On Thursday of last week, Mitt finally gave a much anticipated speech on religious freedom and the Mormon religion.

Although the reviews of the speech were not universally positive, they were very good and they were everywhere in the blogosphere, on talk radio, and even at the top of the Drudge Report.

Even though only a relatively small number of Republicans actually heard the speech, you have to figure, given the coverage that it received, that a large number of them heard positive things about the speech.

So, did Mitt get a bounce out of the speech? According to the Rasmussen Reports Daily Tracking poll, not so much.

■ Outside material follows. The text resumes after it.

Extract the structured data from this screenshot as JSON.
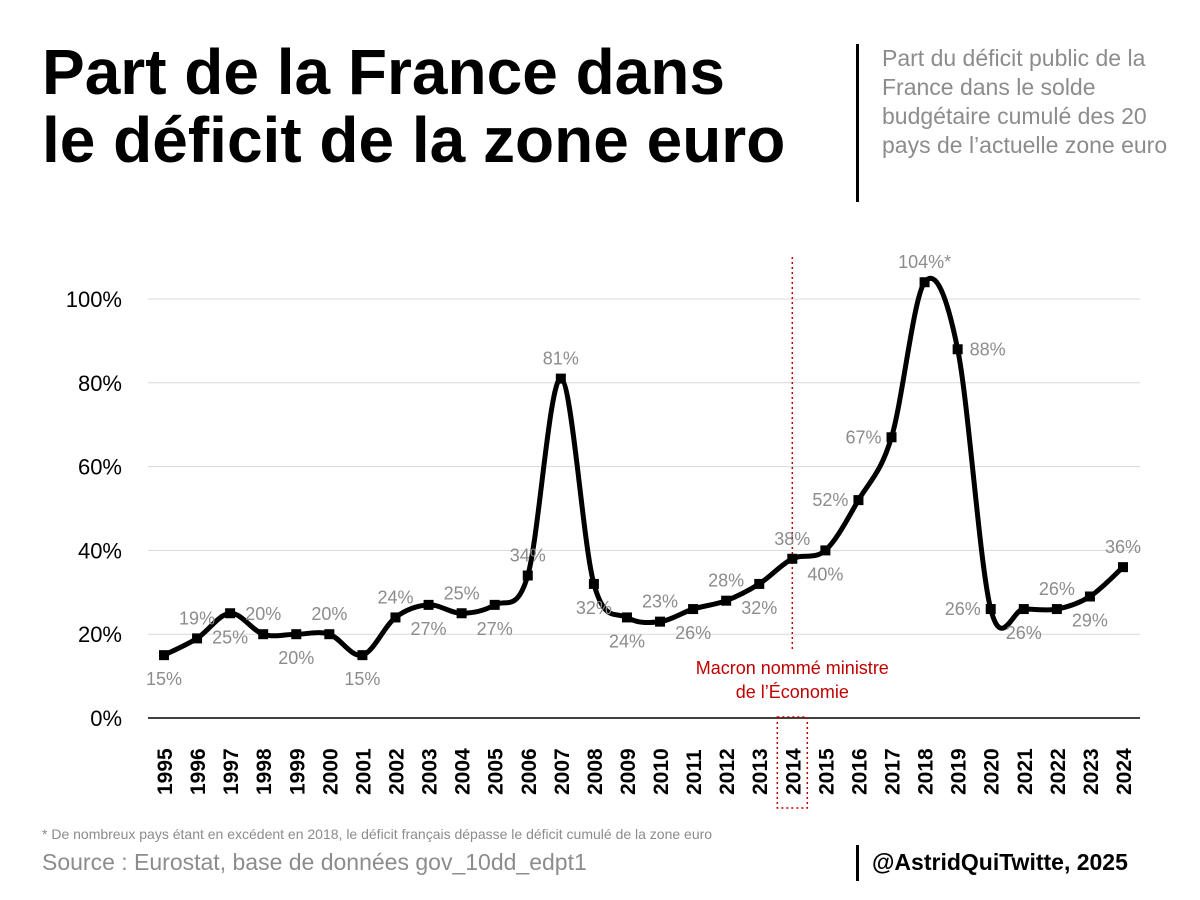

On the day he gave the speech, he was at 12%. Since then, he has been at 13%. Does a 1% increase even count as a bounce? Not really...and that's bad news. Let me tell you why.

Initially, my thought was that Mitt would probably get a temporary bounce from the speech and then would go back to normal. However, given that Mitt didn't even get the sort of temporary bounce you'd expect from a glut of positive coverage, I think John Podhoretz may have been right and Mitt may have damaged himself with the speech. In other words as I wrote on Friday,

"So, according to the study, Evangelicals (who are an extremely large and important group of primary voters) dislike Mormons almost as much as atheists, but half the country, including presumably, half the Evangelicals didn't know Romney was a Mormon.

In other words, in effect, what Romney may have just done with the speech is run an enormous negative ad against himself that could, after the bump he gets from the positive speech coverage, cause him to dip below his previous numbers."

Time will tell if that theory is correct.